Let's begin with some intuitive labels. Name the testing cups A, B, C…J. Name the bottles 1-1000.

Let's try on a few putative solutions, observing where they fail and why, and also where they succeed and why.

First Pass - Clearly, we might test ten bottles of wine, one for each cup. That is, we might take some small portion of wine from, say, bottle 1 and place it in testing cup A. Similarly, we might take some small portion of wine from bottle 2 and place it in testing cup B, etc. At some time within 24 hours we will then know if one of the tested bottles has been poisoned.
However, since the testing cups are non-reusable, this approach would leave us with 990 bottles untested. A more subtle approach is warranted.

Second Pass - We might instead divide the 1000 bottles into ten allotments of 100 bottles each, e.g. 1-100 would form an allotment, as would 101-200, and so on. We might then take, say, a small portion of wine from each of the 100 bottles in allotment 1-100, which we place in testing cup A. Similarly, a small portion of wine from each of 101-200 would be placed in testing cup B, and so on. At some time within 24 hours we will then know if one of the allotments contains the poisoned bottle of wine.    
This pass is a significant improvement over the first. To see why, assume the poison is in wine bottle 425. Then testing cup A-D and F-J will not indicate poison has been detected, while testing cup E will. Of course, that leaves us with poison somewhere among 100 bottles. We assumed the poison was in bottle 425, but we would've achieved the same result had we assumed the poison was in any of the 401-500 bottles. In the interest of having a stellar party rather than merely an amazing party, let's press on.

Third Pass - Keep the second pass attempt, but add that A also tests bottles with names ending in "1", B tests those ending in "2", C in "3" and so on until we reach J which tests, in addition to 901-1000, those bottles with names ending in "0".
The result seems to significantly narrow down the poison. For example, say the poison is in bottle 467. Then E will indicate poison since E tests 401-500. So will G, since G tests not only 601-700, but also every bottle ending in "7". Unfortunately, both E and G overlap in many other places, e.g. 407, 417, etc. This pass offers little advantage over the last. We must continue.

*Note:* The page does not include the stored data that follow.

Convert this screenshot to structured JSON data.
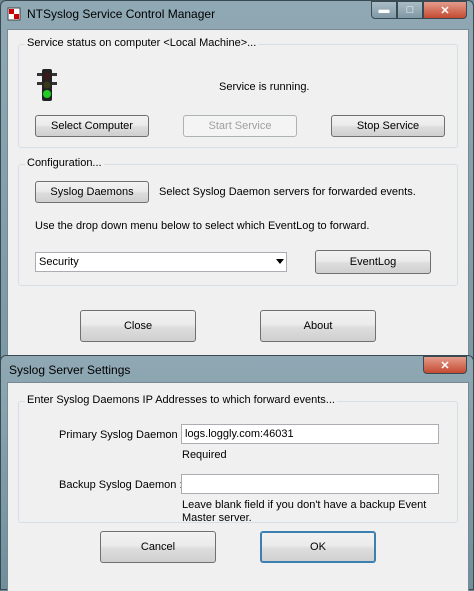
{
  "main_window": {
    "title": "NTSyslog Service Control Manager",
    "status_group": {
      "legend": "Service status on computer <Local Machine>...",
      "status_text": "Service is running.",
      "select_computer": "Select Computer",
      "start_service": "Start Service",
      "stop_service": "Stop Service"
    },
    "config_group": {
      "legend": "Configuration...",
      "syslog_daemons_button": "Syslog Daemons",
      "syslog_daemons_desc": "Select Syslog Daemon servers for forwarded events.",
      "dropdown_hint": "Use the drop down menu below to select which EventLog to forward.",
      "eventlog_selected": "Security",
      "eventlog_button": "EventLog"
    },
    "close_button": "Close",
    "about_button": "About"
  },
  "dialog": {
    "title": "Syslog Server Settings",
    "group_legend": "Enter Syslog Daemons IP Addresses to which forward events...",
    "primary_label": "Primary Syslog Daemon :",
    "primary_value": "logs.loggly.com:46031",
    "primary_note": "Required",
    "backup_label": "Backup Syslog Daemon :",
    "backup_value": "",
    "backup_note_line1": "Leave blank field if you don't have a backup Event",
    "backup_note_line2": "Master server.",
    "cancel_button": "Cancel",
    "ok_button": "OK"
  },
  "icons": {
    "app": "app-shield-icon",
    "status": "traffic-light-icon",
    "minimize": "minimize-icon",
    "maximize": "maximize-icon",
    "close": "close-icon"
  },
  "colors": {
    "traffic_green": "#22cc22",
    "close_red": "#c44a32",
    "focus_blue": "#3c7fb1"
  }
}
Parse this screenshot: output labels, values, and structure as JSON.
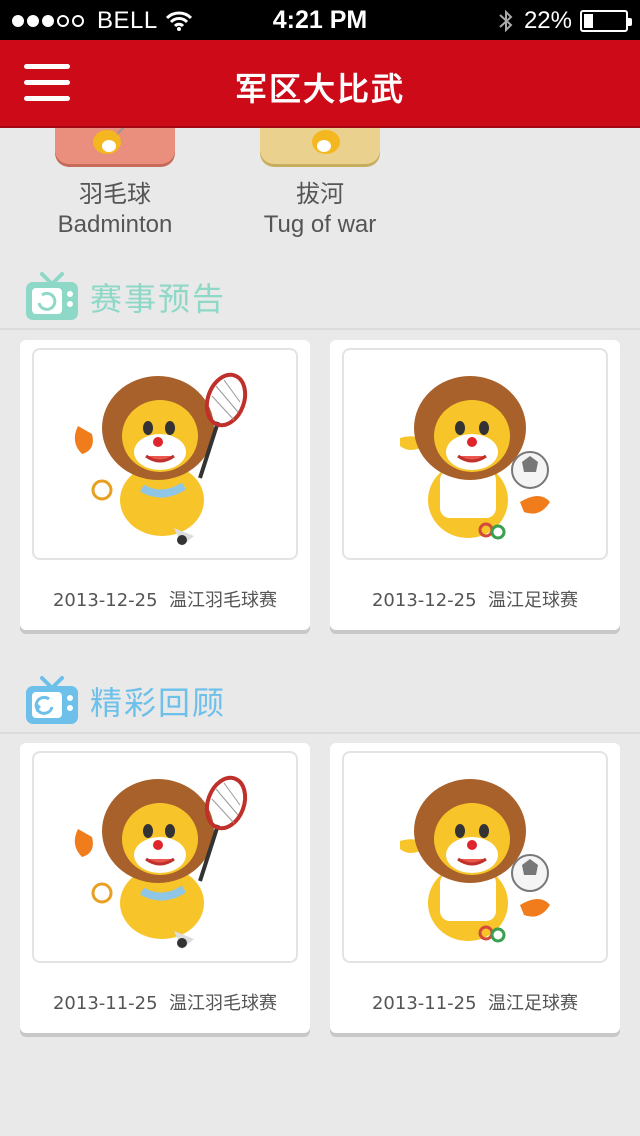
{
  "status_bar": {
    "carrier": "BELL",
    "time": "4:21 PM",
    "battery": "22%",
    "battery_level": 0.22,
    "signal_dots_filled": 3,
    "signal_dots_total": 5
  },
  "nav": {
    "title": "军区大比武",
    "menu_icon": "hamburger-menu-icon"
  },
  "sports": [
    {
      "cn": "羽毛球",
      "en": "Badminton",
      "tile_color": "#ea8e7d"
    },
    {
      "cn": "拔河",
      "en": "Tug of war",
      "tile_color": "#ead28e"
    }
  ],
  "sections": {
    "upcoming": {
      "title": "赛事预告",
      "color": "#8ed8c8",
      "icon": "tv-icon",
      "cards": [
        {
          "date": "2013-12-25",
          "name": "温江羽毛球赛",
          "image": "lion-mascot-badminton"
        },
        {
          "date": "2013-12-25",
          "name": "温江足球赛",
          "image": "lion-mascot-football"
        }
      ]
    },
    "review": {
      "title": "精彩回顾",
      "color": "#6cc0ea",
      "icon": "tv-replay-icon",
      "cards": [
        {
          "date": "2013-11-25",
          "name": "温江羽毛球赛",
          "image": "lion-mascot-badminton"
        },
        {
          "date": "2013-11-25",
          "name": "温江足球赛",
          "image": "lion-mascot-football"
        }
      ]
    }
  },
  "colors": {
    "nav_red": "#cc0a18",
    "background": "#e9e9e9"
  }
}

Final Pass - Each preceding pass was an attempt to uniquely identify each bottle by some distribution of samples over testing devices. You're an optimist, but the preceding failures might lead you to think the glass is half empty, i.e. there is no such arrangement. Note, however, there are 1000 bottles and 10 testing cups. Each testing cup either will or will not test a given bottle of wine. But then there are 2^10=1024 ways we might uniquely distribute the bottles along the cups. Since there are only 1000 bottles, we should be able to uniquely identify each bottle. We need only find the right arrangement.

And these observations reveal the lines along which we may find our solution. There are two 'values' with respect to each bottle of wine, that a testing cup might take. For the purposes of book-keeping, if a testing cup tests a bottle, say that cup is evaluated as 'True' at that bottle, or 'T'. Otherwise, say that cup is evaluated as 'False' at that bottle, or 'F'. If, for example, testing cup A tests bottle 456, then A will be evaluated as 'T' at that bottle. If not, then 'F'. I chose these values to better illustrate our unique identification using a feature of a commonly taught algorithm for evaluating sentences in propositional logic: truth tables. Appealing to truth table distributions of 'T' and 'F' will provide the needed distribution of 1000 bottles of wine (rows) over 10 testing cups (columns).

But working with a truth table with over 1000 rows is cumbersome. Let's illustrate instead with a smaller example and then generalize. Specifically, let's examine our solution with only 3 testing cups, resulting in 2^3=8 rows in the truth table, each of which will correspond to a bottle of wine:

         A         B        C   
1     T         T         T
2     T         T         F
3     T         F         T
4     T         F         F
5     F         T         T
6     F         T         F
7     F         F         T
8     F         F         F

Each row is distinct. Then according to the table every testing cup will test bottle 1, A and B will test 2, A and C will test 3, and only A will test 4. A will not, however, test any of the remaining bottles. Rather, B and C will test 5, B will test 6, C will test 7, and no cup will test 8. Then if no cup indicates poison has been detected, it is in bottle 8. If only C, then 7; only B, then 6; only A then 4. If both B and C, then 5; A and C, then 3; A and B, then 2. If all testing cups indicate poison has been detected, then the poison is in bottle 1.

It is easy to see how our illustration of 3 testing cups and 8 bottles generalizes to the case of 10 cups and 1000 bottles. In that case, as stated, we are able to uniquely identify 2^10=1024 bottles, and hence, 1000 bottles with some to spare.

So, retain your optimism. It looks like you'll have a party to remember (or not!) after all. Though, keep an eye on the guest list; there's an assassin out there looking for you.